Sept ans (info # 011506/8) [Analyse]
Par Stéphane Juffa © Metula News Agency
Sept ans. Voilà sept ans qu’une campagne obstinée et haineuse mobilisant la plupart des journalistes français s’efforce de salir la dignité professionnelle de leurs confrères de l’agence de presse Ména. Voilà sept ans que les mêmes individus, bafouant les règles fondamentales de leur profession, tentent de présenter comme un reportage d’actualité authentique la "supercherie" et la "série de scènes jouées" mettant en scène la mort de Mohammed a-Dura, filmée par le cameraman Talal Abou Rahma et commentée à distance par le correspondant de FR2 à Jérusalem, Charles Enderlin. Ce dernier, affirmant, sans la moindre preuve à l’appui et au mépris des faits établis par les enquêtes de la Ména et de l’armée israélienne, que le jeune Palestinien a été tué par des tirs venus de la position israélienne, le 30 septembre 2000, dans la bande de Gaza, lors d’un affrontement entre l’armée israélienne et des éléments armés palestiniens.

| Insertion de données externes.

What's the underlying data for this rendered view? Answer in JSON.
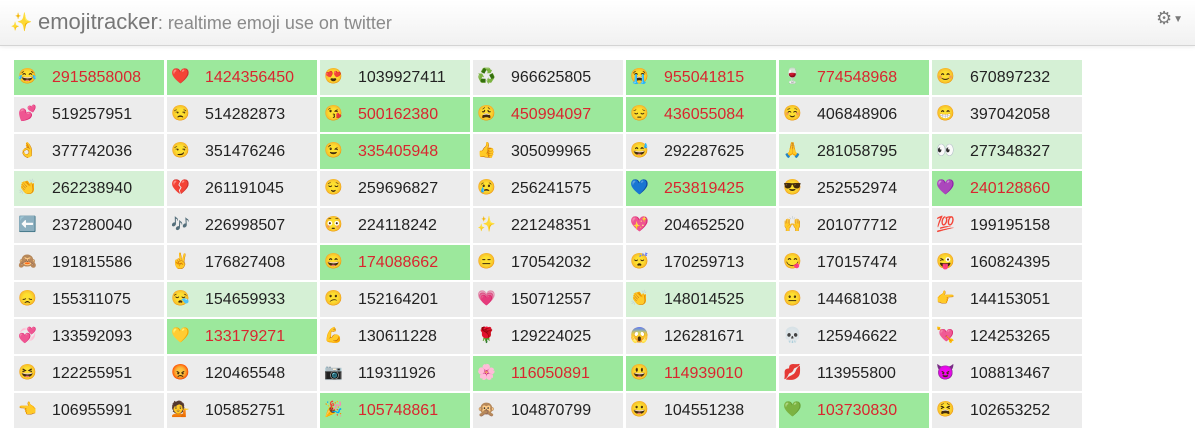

Contrairement aux nombreux journalistes français qui se sont ligués sous l’égide du Nouvel Observateur afin de lancer une pétition de soutien en faveur d’un faussaire fauteur de guerre, allant jusqu’à endosser l’affirmation selon laquelle le reportage d’Enderlin a montré la mort de Mohammed A-Dura, les journalistes de la Ména n’appellent pas le public à manifester son soutien pour la vérité. La vérité se passant de soutien.
Ce, parce que le souci d’établir l’assassinat ou la mise en scène de l’assassinat de Mohammed A-Dura procède de la criminologie et non d’empathies politiques ou personnelles. Parce que toutes les pétitions du monde ne parviendront jamais à prouver que John Kennedy n’a pas été assassiné, à Dallas, le 22 novembre 1963, et que cela tient d’une arrogance corporatiste et d’un militantisme consommés que d’appeler des professionnels de l’information à signer un appel qui contredit l’histoire. Que, de la part des journalistes signataires, l’acceptation de participer à une semblable mascarade procède d’une faute corruptive, et l’endossement d’une contrevérité factuelle revient à y prendre part.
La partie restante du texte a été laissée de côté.